A sorted instrument column with ~200 distinct values across 2 billion rows compresses to near zero with dictionary encoding: store the 200 strings once, use a 1-byte integer per row. 2 billion rows of instrument data → ~2GB uncompressed → ~2MB with dictionary encoding.

Compression ratios we saw in practice:

Column typeUncompressedParquet (Snappy)Ratio
Instrument (200 values)16 bytes/row0.001 bytes/row16,000×
Price (float64)8 bytes/row4–6 bytes/row1.5–2×
Timestamp (int64)8 bytes/row2–3 bytes/row3–4×
Side (BUY/SELL)8 bytes/row0.125 bytes/row64×
Free text (description)variable0.4–0.8×Not great

The instrument compression alone moved the 90-day analytics dataset from ~400GB to under 20GB. That fits in RAM on a modern analytics server.

Parquet vs Arrow: Two Different Things

These are often mentioned together but serve different purposes:

AspectApache ParquetApache Arrow
Primary useOn-disk columnar storageIn-memory columnar format
Optimised forSequential read from diskRandom access, zero-copy
EncodingCompressed (Snappy, Zstd)Uncompressed (direct memory)
InteropFile format standardIPC protocol standard
Use together?Yes: read Parquet into Arrow, process in ArrowYes

The typical pattern in an analytics pipeline:

Parquet files (S3/HDFS)
       ↓  read + decompress
Arrow RecordBatch (in memory)
       ↓  vectorised compute (Arrow compute kernels, DuckDB, etc.)
Result
       ↓  optional: write back as Parquet

We used this pattern for end-of-day risk reporting: the prior day’s trades were Parquet files in S3; the risk calculation loaded them into Arrow in-memory format and ran vectorised aggregations using Arrow’s compute API. Total time for 90-day rolling risk: reduced from 4 hours to 9 minutes.

Predicate Pushdown: The Hidden Win

Parquet files store metadata (min/max values, null counts) per row group (default 128MB chunks). Query engines that understand Parquet use this to skip entire row groups that can’t possibly satisfy the filter:

Query: SELECT * FROM trades WHERE ts BETWEEN '09:30:00' AND '09:31:00'

Row group 1: ts range [08:00:00, 08:59:59] → SKIP (entirely before filter)
Row group 2: ts range [09:00:00, 09:29:59] → SKIP
Row group 3: ts range [09:30:00, 09:34:22] → READ (overlaps filter range)
Row group 4: ts range [09:35:00, 10:00:00] → SKIP

For a time-filtered query on sorted-by-time Parquet files, 95% of the data is skipped without reading it.
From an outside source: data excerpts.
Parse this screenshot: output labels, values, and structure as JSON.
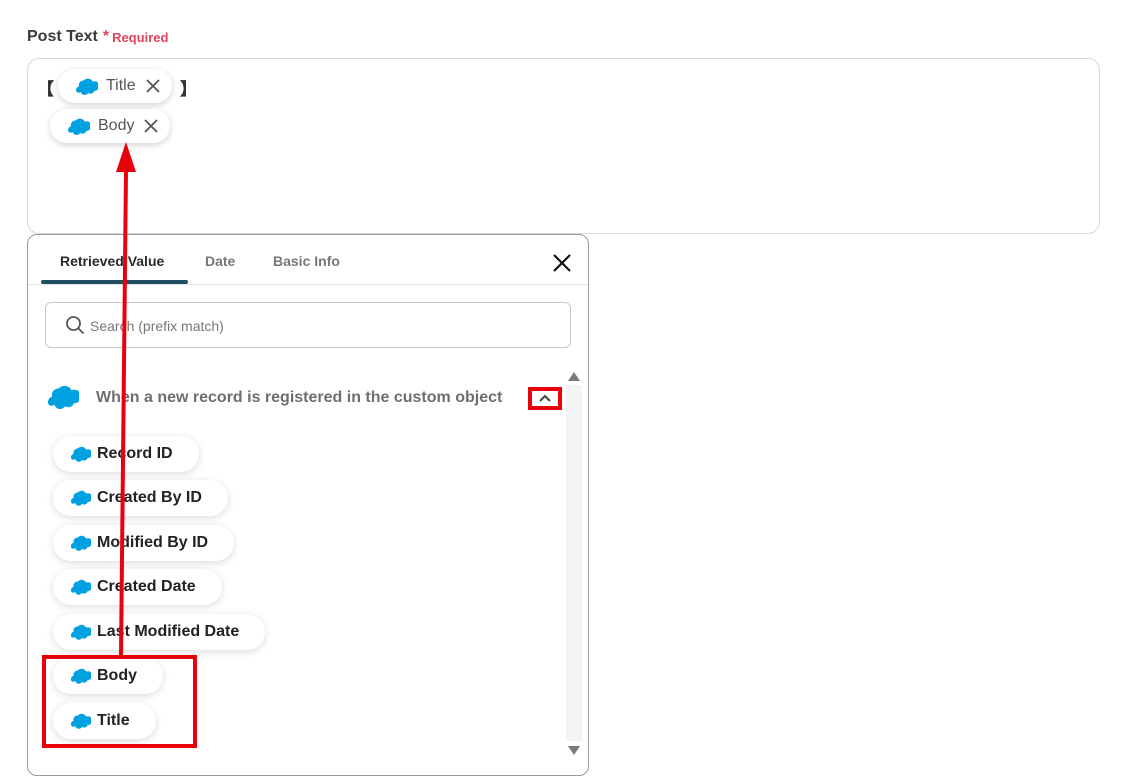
{
  "field": {
    "label": "Post Text",
    "required_star": "*",
    "required_text": "Required"
  },
  "editor": {
    "open_bracket": "【",
    "close_bracket": "】",
    "chips": [
      {
        "label": "Title",
        "icon": "salesforce-cloud-icon"
      },
      {
        "label": "Body",
        "icon": "salesforce-cloud-icon"
      }
    ]
  },
  "panel": {
    "tabs": [
      {
        "label": "Retrieved Value",
        "active": true
      },
      {
        "label": "Date",
        "active": false
      },
      {
        "label": "Basic Info",
        "active": false
      }
    ],
    "search_placeholder": "Search (prefix match)",
    "section_title": "When a new record is registered in the custom object",
    "items": [
      {
        "label": "Record ID"
      },
      {
        "label": "Created By ID"
      },
      {
        "label": "Modified By ID"
      },
      {
        "label": "Created Date"
      },
      {
        "label": "Last Modified Date"
      },
      {
        "label": "Body"
      },
      {
        "label": "Title"
      }
    ]
  },
  "colors": {
    "required": "#e0435a",
    "salesforce_blue": "#00a1e0",
    "tab_underline": "#1f4f63",
    "annotation_red": "#e8000b"
  }
}
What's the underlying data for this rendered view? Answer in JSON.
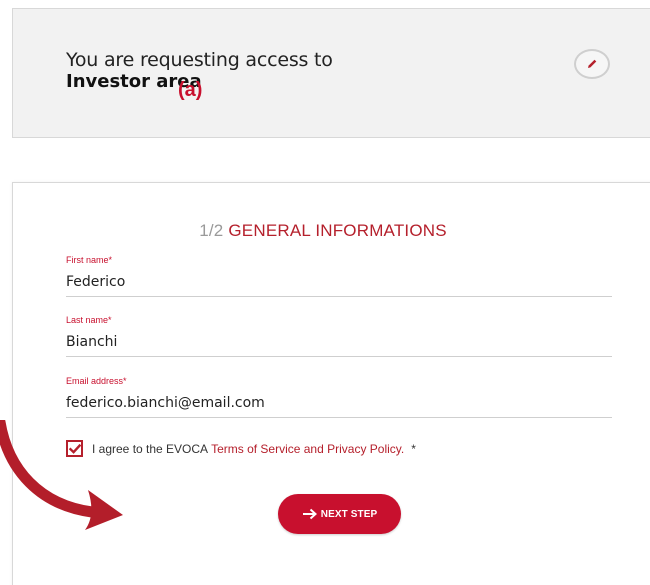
{
  "access": {
    "intro": "You are requesting access to",
    "area": "Investor area",
    "annotation": "(a)"
  },
  "form": {
    "step": "1/2",
    "title": "GENERAL INFORMATIONS",
    "first_name": {
      "label": "First name*",
      "value": "Federico"
    },
    "last_name": {
      "label": "Last name*",
      "value": "Bianchi"
    },
    "email": {
      "label": "Email address*",
      "value": "federico.bianchi@email.com"
    },
    "agree": {
      "checked": true,
      "text": "I agree to the EVOCA",
      "link": "Terms of Service and Privacy Policy.",
      "required": "*"
    },
    "next_button": {
      "label": "NEXT STEP",
      "icon": "arrow-right-icon"
    }
  },
  "icons": {
    "edit": "pencil-icon",
    "checkbox": "checkmark-icon",
    "pointer": "curved-arrow-icon"
  },
  "colors": {
    "accent": "#c8102e",
    "card_bg": "#f2f2f2",
    "title_red": "#b5202c"
  }
}
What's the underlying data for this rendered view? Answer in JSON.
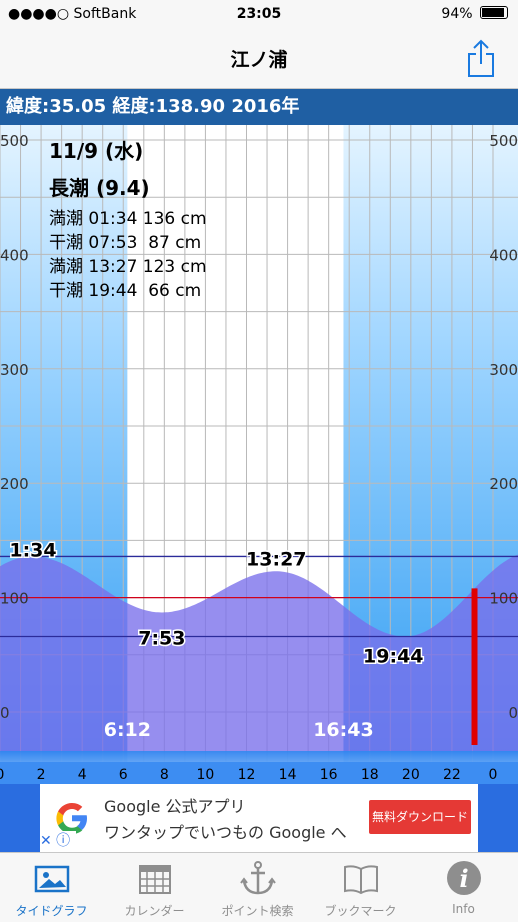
{
  "status_bar": {
    "carrier": "●●●●○ SoftBank",
    "time": "23:05",
    "battery": "94%"
  },
  "nav": {
    "title": "江ノ浦"
  },
  "info": {
    "coords": "緯度:35.05 経度:138.90  2016年"
  },
  "tide": {
    "date": "11/9 (水)",
    "kind": "長潮 (9.4)",
    "events": [
      {
        "type": "満潮",
        "time": "01:34",
        "height": "136 cm"
      },
      {
        "type": "干潮",
        "time": "07:53",
        "height": " 87 cm"
      },
      {
        "type": "満潮",
        "time": "13:27",
        "height": "123 cm"
      },
      {
        "type": "干潮",
        "time": "19:44",
        "height": " 66 cm"
      }
    ]
  },
  "chart_data": {
    "type": "area",
    "x_unit": "hour",
    "xlim": [
      0,
      24
    ],
    "ylim": [
      0,
      500
    ],
    "y_ticks": [
      "0",
      "100",
      "200",
      "300",
      "400",
      "500"
    ],
    "x_ticks": [
      "0",
      "2",
      "4",
      "6",
      "8",
      "10",
      "12",
      "14",
      "16",
      "18",
      "20",
      "22",
      "0"
    ],
    "sunrise": {
      "hour": 6.2,
      "label": "6:12"
    },
    "sunset": {
      "hour": 16.72,
      "label": "16:43"
    },
    "extremes": [
      {
        "hour": 1.57,
        "value": 136,
        "label": "1:34"
      },
      {
        "hour": 7.88,
        "value": 87,
        "label": "7:53"
      },
      {
        "hour": 13.45,
        "value": 123,
        "label": "13:27"
      },
      {
        "hour": 19.73,
        "value": 66,
        "label": "19:44"
      }
    ],
    "start_value": 120,
    "end_value": 125,
    "reference_lines": [
      {
        "value": 136,
        "color": "#2b2b9a"
      },
      {
        "value": 100,
        "color": "#d0021b"
      },
      {
        "value": 66,
        "color": "#2b2b9a"
      }
    ],
    "current_hour": 23.1,
    "current_color": "#e00000"
  },
  "ad": {
    "title": "Google 公式アプリ",
    "subtitle": "ワンタップでいつもの Google へ",
    "button": "無料ダウンロード"
  },
  "tabs": [
    {
      "label": "タイドグラフ",
      "icon": "photo-icon",
      "active": true
    },
    {
      "label": "カレンダー",
      "icon": "calendar-icon",
      "active": false
    },
    {
      "label": "ポイント検索",
      "icon": "anchor-icon",
      "active": false
    },
    {
      "label": "ブックマーク",
      "icon": "book-icon",
      "active": false
    },
    {
      "label": "Info",
      "icon": "info-icon",
      "active": false
    }
  ]
}
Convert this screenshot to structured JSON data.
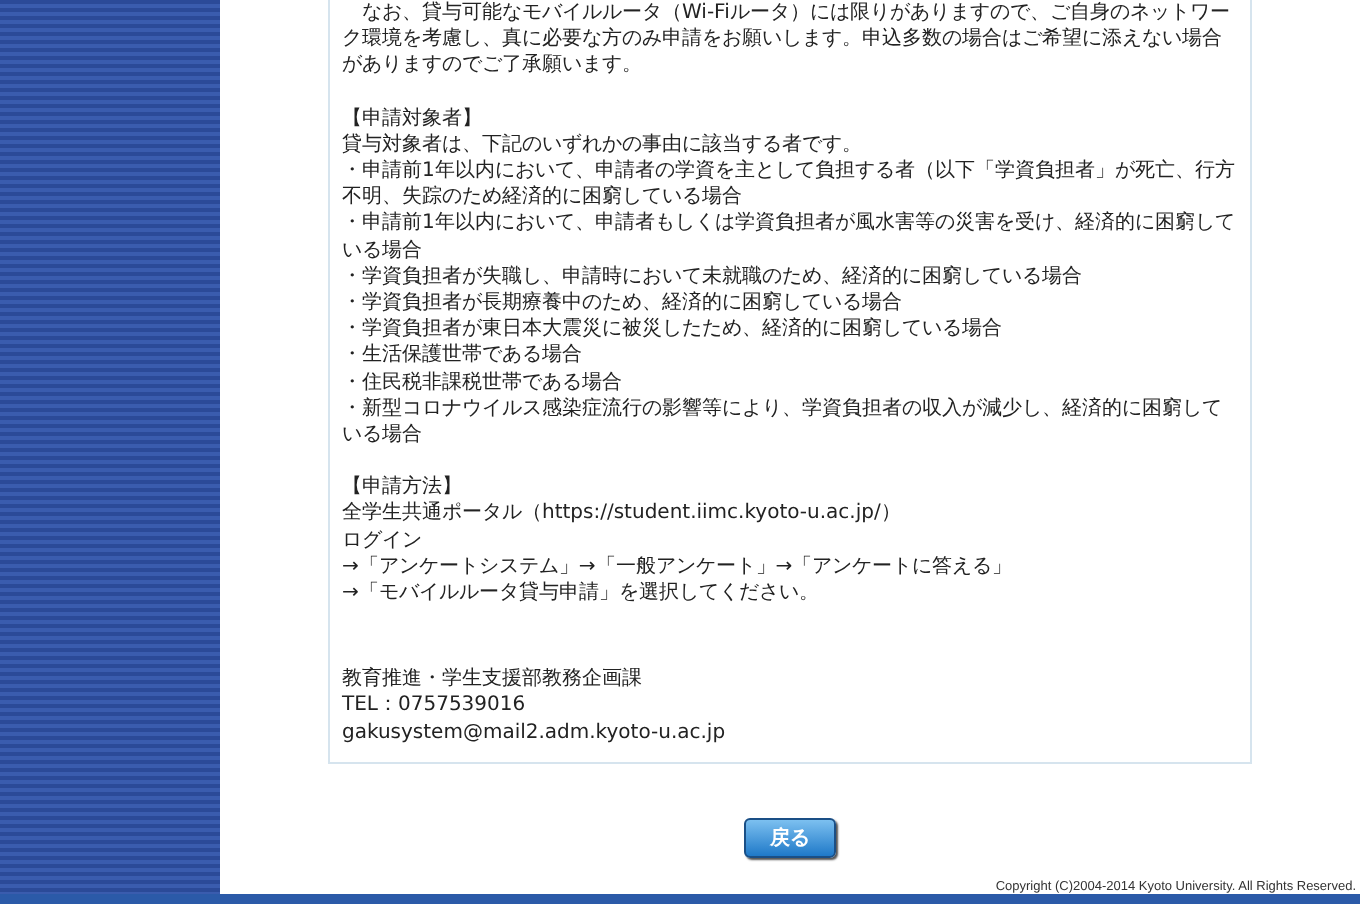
{
  "intro_paragraph": "　なお、貸与可能なモバイルルータ（Wi-Fiルータ）には限りがありますので、ご自身のネットワーク環境を考慮し、真に必要な方のみ申請をお願いします。申込多数の場合はご希望に添えない場合がありますのでご了承願います。",
  "sections": [
    {
      "heading": "【申請対象者】",
      "lines": [
        "貸与対象者は、下記のいずれかの事由に該当する者です。",
        "・申請前1年以内において、申請者の学資を主として負担する者（以下「学資負担者」が死亡、行方不明、失踪のため経済的に困窮している場合",
        "・申請前1年以内において、申請者もしくは学資負担者が風水害等の災害を受け、経済的に困窮している場合",
        "・学資負担者が失職し、申請時において未就職のため、経済的に困窮している場合",
        "・学資負担者が長期療養中のため、経済的に困窮している場合",
        "・学資負担者が東日本大震災に被災したため、経済的に困窮している場合",
        "・生活保護世帯である場合",
        "・住民税非課税世帯である場合",
        "・新型コロナウイルス感染症流行の影響等により、学資負担者の収入が減少し、経済的に困窮している場合"
      ]
    },
    {
      "heading": "【申請方法】",
      "lines": [
        "全学生共通ポータル（https://student.iimc.kyoto-u.ac.jp/）",
        "ログイン",
        "→「アンケートシステム」→「一般アンケート」→「アンケートに答える」",
        "→「モバイルルータ貸与申請」を選択してください。"
      ]
    }
  ],
  "contact": [
    "教育推進・学生支援部教務企画課",
    "TEL：0757539016",
    "gakusystem@mail2.adm.kyoto-u.ac.jp"
  ],
  "back_button": "戻る",
  "copyright": "Copyright (C)2004-2014 Kyoto University. All Rights Reserved."
}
This requires writing Parquet files sorted by the most common filter column — for trading data, timestamp is the natural choice.

What We Actually Deployed

Architecture that replaced the Postgres analytics queries:

Trade events (Kafka)
      ↓  Flink job (hourly rollup)
Parquet files in S3  (partitioned by YYYY/MM/DD/HH)
      ↓  Athena (ad-hoc SQL)  /  custom Arrow pipeline (scheduled reports)
Analytics dashboard / risk reports

Postgres remained for OLTP: current positions, live order state, reference data. Anything requiring transactional consistency or row-level updates stayed in Postgres. The Parquet layer was append-only and immutable by design — no updates, only new files.

This separation (OLTP in Postgres, OLAP in Parquet/Arrow) is the correct architecture for this workload. The mistake is trying to use one system for both access patterns.